Traditional infrastructures often struggles with:
- Siloed compute and storage
- Disjointed network and security architectures
- Operations that hinder centralised IT management
- Limited orchestration, security, policy, and visibility
A data centre that’s simpler to provision, deploy, and manage while being transparently responsive to the needs of application developers, IT Ops, DevOps, and the business can bring many benefits.
HPE’s latest report on smart data centres reveals the hardware and services necessary to build a resilient, best-fit data centre. We explain all below.
- Hardware-accelerated DPU-enabled switches
Originally deployed in servers, DPU technology is now available in top-of-rack (ToR) switches, which combine standard Ethernet/IP switching with embedded, hardware-accelerated DPU capabilities. These extend leaf-spine networking with stateful distributed micro-segmentation and provide east-west firewalling, NAT, encryption, and telemetry services.
- Fourth-generation distributed services architecture
Move beyond basic network connectivity to provide integrated services throughout the fabric. Embed network and security functions directly into architecture and distribute these services across all switches, not just at the edge.

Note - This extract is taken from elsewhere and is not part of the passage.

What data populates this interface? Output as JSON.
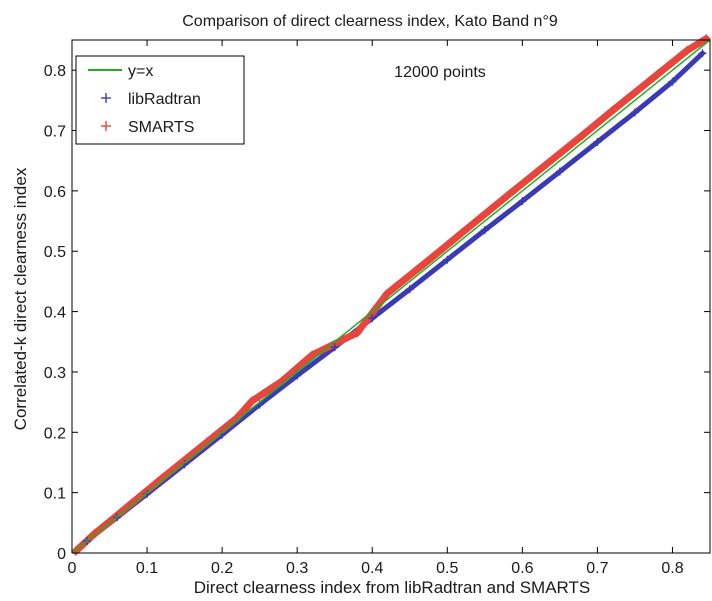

Inspired by hyperscale, this approach integrates infrastructure services into a single OS managed through an automated controller.
- Extend Zero Trust closer to applications
Zero Trust assumes that no entity, user, or device should be automatically trusted, whether inside or outside the network perimeter.
Your data centre will verify every user, device, and application trying to access resources, regardless of location, limiting access to only what’s necessary (least privilege principle). HPE’s zero-trust edge-to-cloud solutions monitor and log all activity to detect anomalies.
- Blend network and security AIOps
Traditional data centre fabrics often lack comprehensive telemetry, requiring network probes and software agents to be deployed.
A distributed services architecture solves this by providing accurate and ubiquitous telemetry across the entire data centre, natively and without traffic impact.
It offers benefits such as mean-time-to-innocence for networking teams, integration with security and network performance tools, automatic anomaly detection, and leveraging AI/ML tools with complete high-fidelity telemetry.
- Leverage the edge, colocation, and IaaS
Colocation and edge-to-cloud infrastructure as a service is your ticket to managing the abundance of data generated at the edge in remote locations like factory floors, retail sites, and smart cities.
It enables a hybrid cloud reality, combining public cloud, edge, colocation, and on-premises locations for mission-critical workloads. With it, you can optimise IT spending through pay-as-you-go pricing, eliminate up-front payments and egress charges, and focus on high-value activities rather than managing data centres.